Two policy changes took place during this time without input from the public or Congress: Because satellites in geosynchronous orbit cover the planet in an RF footprint by their very nature, interception within the domestic U.S. became the rule, not the exception. FISA rules or no, NSA was collecting everything globally - it simply could never acknowledge doing so. Also, the agency established to intercept military communications of adversaries slowly was tasked with intercepting all commercial and consumer/civilian communications on the planet. This was a massive expansion, requiring many more employees and facilities in the U.S. and abroad.
In the latter years of the Clinton administration, a significant furor was raised over the code name Echelon, which referred to a specific Compaq Computer client-server architecture for tracking communications through the use of key words.
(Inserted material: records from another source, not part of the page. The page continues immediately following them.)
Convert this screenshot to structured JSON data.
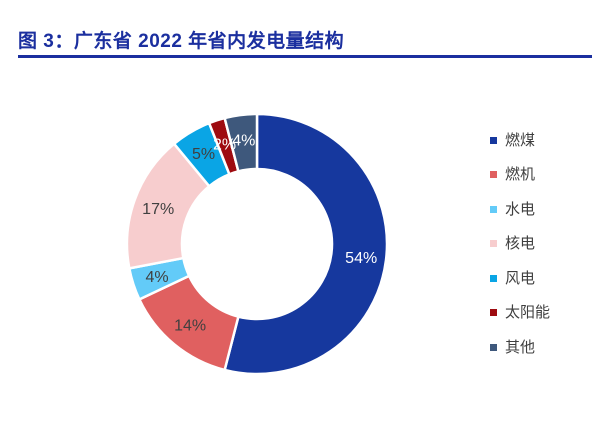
{
  "figure": {
    "title": "图 3：广东省 2022 年省内发电量结构"
  },
  "style": {
    "accent_color": "#1B2F9F",
    "background_color": "#FFFFFF",
    "legend_text_color": "#3F3F3F",
    "dark_label_color": "#404040",
    "light_label_color": "#FFFFFF"
  },
  "chart_data": {
    "type": "pie",
    "subtype": "donut",
    "title": "广东省 2022 年省内发电量结构",
    "unit": "percent",
    "direction": "clockwise",
    "start_angle_deg": 0,
    "donut_hole_ratio": 0.58,
    "legend_position": "right",
    "slices": [
      {
        "key": "coal",
        "label": "燃煤",
        "value": 54,
        "display": "54%",
        "color": "#16389E",
        "label_color": "#FFFFFF"
      },
      {
        "key": "gas-turbine",
        "label": "燃机",
        "value": 14,
        "display": "14%",
        "color": "#E06060",
        "label_color": "#404040"
      },
      {
        "key": "hydro",
        "label": "水电",
        "value": 4,
        "display": "4%",
        "color": "#63CBF8",
        "label_color": "#404040"
      },
      {
        "key": "nuclear",
        "label": "核电",
        "value": 17,
        "display": "17%",
        "color": "#F7CDCE",
        "label_color": "#404040"
      },
      {
        "key": "wind",
        "label": "风电",
        "value": 5,
        "display": "5%",
        "color": "#0AA5E5",
        "label_color": "#404040"
      },
      {
        "key": "solar",
        "label": "太阳能",
        "value": 2,
        "display": "2%",
        "color": "#9E0B10",
        "label_color": "#FFFFFF"
      },
      {
        "key": "other",
        "label": "其他",
        "value": 4,
        "display": "4%",
        "color": "#3E587C",
        "label_color": "#FFFFFF"
      }
    ]
  }
}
Echelon was not the global network - this had been built over the previous four decades as a basic infrastructure of NSA and NRO missions.
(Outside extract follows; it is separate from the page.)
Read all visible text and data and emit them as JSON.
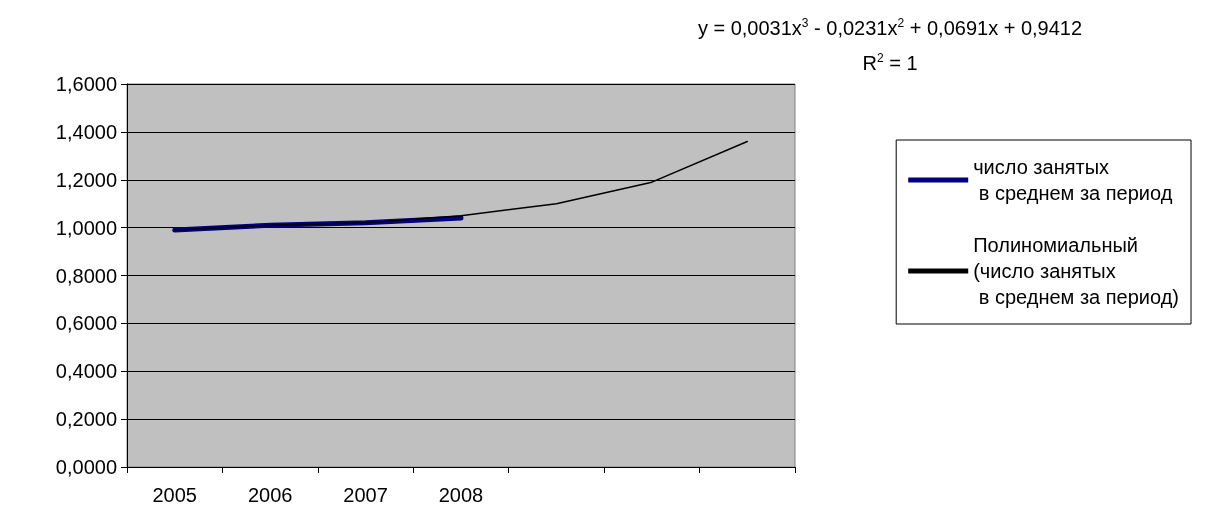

Following Sept. 11 and passage of the Patriot Act, George Bush used the FISA Bypass as a cover for allowing the NSA to implement Stellar Wind, a program to put packet-sniffing equipment inside telephone switching centers inside the U.S. This equipment, manufactured by Narus, Cisco, Blue Coat, and other companies, allows IP packets used in Internet communications to be probed deeply for both traffic analysis and content analysis. Meanwhile, NSA was trying to shift from the circuit-switched telephony world of the past to the IP-based world of the future by implementing global programs that also allowed automated filtering and data mining of massive amounts of traffic. Programs such as Trailblazer and ThinThread did not always work so well, though they cost a bundle.
U.S. wireline phone companies were not too crazy about being lured into this, but agreed to have interception equipment placed in the heart of their networks. When Joe Nacchio was ousted from Qwest Communications, he claimed in a court hearing that NSA had forced him out when he refused to have such equipment added to packet switching networks.
The latest kerfuffle involving NSA, FISC, and Verizon illustrates the fact that NSA needs to work a lot harder with wireless cellular networks. Some communications can be picked up using wireless methods, some phone calls and texts transferred to the wireline network at base stations can be intercepted at central switching centers, but NSA also needs the call records maintained by wireless operators to perform detailed traffic analysis.
Of course, there is far too much traffic collected for the NSA to be able to analyze using human agents. That's why automated data mining and filtering tools like ThinThread are so important. And this is why the NSA was running out of storage space in the Baltimore-Washington corridor to store all that global communication it had intercepted. NSA asked Congress for the money four years ago to create a new Storage Station Freedom in Bluffdale, Utah to store the massive amount of voice and IP traffic it collects abroad, and here at home. The Bluffdale facility is slated to open in late July of 2013. But of course, you're unlikely to hear about its grand opening, as it's merely one more element of NSA's daily business you are not allowed to know.